Offer Period: Expected to close at 4 p.m. on 30 June 2026, or such earlier
date and time as determined by the Issuer in consultation with the Lead
Manager (the "End of Offer Date").

Investor enquiries: investorrelations@lendinvest.com
Further information: (https://www.lendinvest.com) https://www.lendinvest.com
(https://www.lendinvest.com)

Risk Factors

●   The value of investments and the income from them can fall as well as
rise, and investors may not get back the amount originally invested.

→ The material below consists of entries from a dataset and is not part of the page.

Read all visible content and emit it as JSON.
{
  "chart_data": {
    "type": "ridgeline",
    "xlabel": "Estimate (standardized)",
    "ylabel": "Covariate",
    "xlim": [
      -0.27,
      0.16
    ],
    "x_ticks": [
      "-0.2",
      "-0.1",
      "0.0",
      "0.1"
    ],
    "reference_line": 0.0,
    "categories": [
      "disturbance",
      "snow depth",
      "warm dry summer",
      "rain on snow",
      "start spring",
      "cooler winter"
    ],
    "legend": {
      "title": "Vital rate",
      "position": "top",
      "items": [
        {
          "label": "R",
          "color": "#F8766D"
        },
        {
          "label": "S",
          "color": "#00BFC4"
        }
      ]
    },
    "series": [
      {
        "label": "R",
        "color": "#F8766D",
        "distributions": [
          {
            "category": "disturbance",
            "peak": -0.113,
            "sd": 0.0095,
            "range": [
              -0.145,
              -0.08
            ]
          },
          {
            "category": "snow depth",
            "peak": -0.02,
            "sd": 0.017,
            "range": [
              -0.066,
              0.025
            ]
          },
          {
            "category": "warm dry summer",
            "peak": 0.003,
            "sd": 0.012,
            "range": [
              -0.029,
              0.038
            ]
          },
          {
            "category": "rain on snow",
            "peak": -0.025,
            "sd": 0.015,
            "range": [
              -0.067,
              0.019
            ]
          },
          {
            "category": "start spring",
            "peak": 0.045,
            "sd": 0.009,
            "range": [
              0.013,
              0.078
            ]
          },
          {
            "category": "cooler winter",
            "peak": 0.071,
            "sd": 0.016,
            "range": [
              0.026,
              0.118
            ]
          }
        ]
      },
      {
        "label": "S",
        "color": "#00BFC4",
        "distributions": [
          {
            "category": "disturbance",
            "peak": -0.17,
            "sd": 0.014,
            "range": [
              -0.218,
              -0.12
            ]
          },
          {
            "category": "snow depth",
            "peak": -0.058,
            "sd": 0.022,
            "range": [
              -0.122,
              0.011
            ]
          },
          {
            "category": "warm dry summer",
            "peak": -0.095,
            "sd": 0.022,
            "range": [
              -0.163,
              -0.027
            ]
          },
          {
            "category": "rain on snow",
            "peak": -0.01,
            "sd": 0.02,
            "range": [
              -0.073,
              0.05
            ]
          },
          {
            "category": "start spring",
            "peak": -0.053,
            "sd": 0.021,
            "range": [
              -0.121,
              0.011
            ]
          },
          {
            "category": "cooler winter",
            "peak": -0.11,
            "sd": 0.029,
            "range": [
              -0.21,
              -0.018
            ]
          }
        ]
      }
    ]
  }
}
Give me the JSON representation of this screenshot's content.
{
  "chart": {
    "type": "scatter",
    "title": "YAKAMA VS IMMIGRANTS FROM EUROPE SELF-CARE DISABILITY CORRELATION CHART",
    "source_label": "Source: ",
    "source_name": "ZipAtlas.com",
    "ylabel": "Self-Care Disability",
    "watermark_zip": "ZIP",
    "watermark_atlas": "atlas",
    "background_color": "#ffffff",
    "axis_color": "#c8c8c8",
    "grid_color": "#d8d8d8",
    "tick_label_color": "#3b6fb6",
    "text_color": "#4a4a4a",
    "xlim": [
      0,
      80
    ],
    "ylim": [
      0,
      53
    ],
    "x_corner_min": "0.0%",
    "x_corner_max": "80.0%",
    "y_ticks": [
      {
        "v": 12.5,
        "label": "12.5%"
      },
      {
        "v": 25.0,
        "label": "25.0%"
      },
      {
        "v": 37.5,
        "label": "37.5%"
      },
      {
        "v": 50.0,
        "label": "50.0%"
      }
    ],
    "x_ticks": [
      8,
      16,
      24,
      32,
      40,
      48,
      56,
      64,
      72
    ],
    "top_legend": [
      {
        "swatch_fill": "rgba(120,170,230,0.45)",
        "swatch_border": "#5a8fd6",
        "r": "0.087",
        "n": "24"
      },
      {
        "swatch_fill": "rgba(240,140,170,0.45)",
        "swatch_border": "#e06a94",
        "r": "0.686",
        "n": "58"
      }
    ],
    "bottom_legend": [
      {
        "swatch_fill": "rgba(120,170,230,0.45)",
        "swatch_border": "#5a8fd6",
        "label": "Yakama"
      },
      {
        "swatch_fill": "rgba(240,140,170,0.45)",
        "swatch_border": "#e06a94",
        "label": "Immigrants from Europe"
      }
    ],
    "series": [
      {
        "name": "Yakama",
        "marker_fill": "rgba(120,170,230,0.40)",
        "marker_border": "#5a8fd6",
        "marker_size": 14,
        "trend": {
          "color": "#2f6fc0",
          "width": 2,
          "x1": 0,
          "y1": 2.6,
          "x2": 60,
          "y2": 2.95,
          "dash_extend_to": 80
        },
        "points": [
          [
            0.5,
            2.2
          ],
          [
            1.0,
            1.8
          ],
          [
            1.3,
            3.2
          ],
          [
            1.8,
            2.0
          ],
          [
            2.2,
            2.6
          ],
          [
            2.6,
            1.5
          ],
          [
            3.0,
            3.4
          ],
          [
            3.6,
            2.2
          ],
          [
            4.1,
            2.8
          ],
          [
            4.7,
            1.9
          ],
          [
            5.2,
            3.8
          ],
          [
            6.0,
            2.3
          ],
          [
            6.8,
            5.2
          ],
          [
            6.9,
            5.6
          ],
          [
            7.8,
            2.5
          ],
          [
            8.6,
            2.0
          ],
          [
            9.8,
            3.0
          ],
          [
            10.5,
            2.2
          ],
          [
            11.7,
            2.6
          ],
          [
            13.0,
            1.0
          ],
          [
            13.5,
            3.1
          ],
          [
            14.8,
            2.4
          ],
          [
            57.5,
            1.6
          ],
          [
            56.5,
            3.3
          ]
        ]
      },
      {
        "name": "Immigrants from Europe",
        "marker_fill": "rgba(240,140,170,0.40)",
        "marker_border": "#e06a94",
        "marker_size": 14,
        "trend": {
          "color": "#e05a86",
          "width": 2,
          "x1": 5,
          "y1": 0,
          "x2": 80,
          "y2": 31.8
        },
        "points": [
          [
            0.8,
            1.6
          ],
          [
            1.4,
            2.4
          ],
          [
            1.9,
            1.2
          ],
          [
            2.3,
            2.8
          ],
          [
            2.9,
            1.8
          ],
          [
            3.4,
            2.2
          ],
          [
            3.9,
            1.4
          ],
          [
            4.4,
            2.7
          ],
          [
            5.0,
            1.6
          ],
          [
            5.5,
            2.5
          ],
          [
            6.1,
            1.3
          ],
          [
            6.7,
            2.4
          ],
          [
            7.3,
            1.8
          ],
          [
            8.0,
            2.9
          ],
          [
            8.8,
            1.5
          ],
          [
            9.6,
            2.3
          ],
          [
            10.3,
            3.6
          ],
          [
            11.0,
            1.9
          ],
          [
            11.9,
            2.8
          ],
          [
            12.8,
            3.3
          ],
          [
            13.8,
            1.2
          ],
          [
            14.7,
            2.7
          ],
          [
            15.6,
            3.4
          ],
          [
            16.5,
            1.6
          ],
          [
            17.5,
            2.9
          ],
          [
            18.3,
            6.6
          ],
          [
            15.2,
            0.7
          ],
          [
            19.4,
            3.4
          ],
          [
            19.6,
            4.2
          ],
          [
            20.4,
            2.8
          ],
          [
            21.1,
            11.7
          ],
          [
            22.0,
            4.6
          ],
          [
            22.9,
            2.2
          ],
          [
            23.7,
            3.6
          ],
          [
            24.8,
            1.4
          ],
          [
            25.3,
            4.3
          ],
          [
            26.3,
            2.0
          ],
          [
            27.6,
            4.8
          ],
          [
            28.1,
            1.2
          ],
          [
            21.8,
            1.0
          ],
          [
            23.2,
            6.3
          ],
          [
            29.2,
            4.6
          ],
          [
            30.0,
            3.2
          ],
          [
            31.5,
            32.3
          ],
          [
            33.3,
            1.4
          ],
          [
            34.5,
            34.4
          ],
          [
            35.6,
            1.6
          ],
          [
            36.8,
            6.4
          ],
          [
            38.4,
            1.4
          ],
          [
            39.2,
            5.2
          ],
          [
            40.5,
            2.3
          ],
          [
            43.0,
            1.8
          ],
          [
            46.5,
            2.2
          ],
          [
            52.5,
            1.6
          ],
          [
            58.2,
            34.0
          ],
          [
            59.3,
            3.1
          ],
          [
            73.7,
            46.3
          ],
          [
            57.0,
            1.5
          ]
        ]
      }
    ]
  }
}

●   The Bonds are not protected by the Financial Services Compensation
Scheme (FSCS).

●   If the Issuer or Guarantor were to become insolvent, investors could
lose some or all of their investment.

●   Investors should ensure they fully understand the risks involved and
obtain independent financial advice before making any investment decision.

Regulatory Information

This announcement is a financial promotion for the purposes of section
21(2)(b) of the Financial Services and Markets Act 2000 ("FSMA") and has been
approved for communication in the United Kingdom by Allia C&C Ltd (FRN
231055), which is incorporated in England (No. 09997053) with registered
office at Cheyne House Crown Court, 62-63 Cheapside, London, EC2V 6AX and is
authorised and regulated by the Financial Conduct Authority. Its content is
directed only at eligible counterparties, professional clients and UK retail
clients to whom it may lawfully be communicated. This financial promotion
shall end on the End of Offer Date unless revoked earlier.

Manufacturer target market (UK MiFIR product governance): eligible
counterparties, professional clients and retail clients (all distribution
channels).

The information contained in this announcement is provided for background
purposes only and does not purport to be full or complete. No reliance should
be placed on its contents for any investment decision.

Any investment in the Bonds should only be made on the basis of the Base
Prospectus, as supplemented by the Supplement, and Final Terms. This
announcement is not, and should not be interpreted as, an offer to sell or a
solicitation of an offer to buy any securities in any jurisdiction.

The information contained herein may only be released, published or
distributed in the United Kingdom, the Isle of Man, Jersey and the Bailiwick
of Guernsey in accordance with applicable regulatory requirements. It is not
for release, publication or distribution in or into the United States,
Australia, Canada, Japan, South Africa, the Republic of Ireland or any other
jurisdiction where to do so would be unlawful.

Any securities referred to herein have not been and will not be registered
under the United States Securities Act of 1933 (as amended, the "Securities
Act") and, subject to certain exceptions, may not be offered or sold within
the United States or to, or for the account or benefit of, United States
persons. Any such securities are being offered and sold outside the United
States in reliance on Regulation S under the Securities Act. There will be no
public offering in the United States.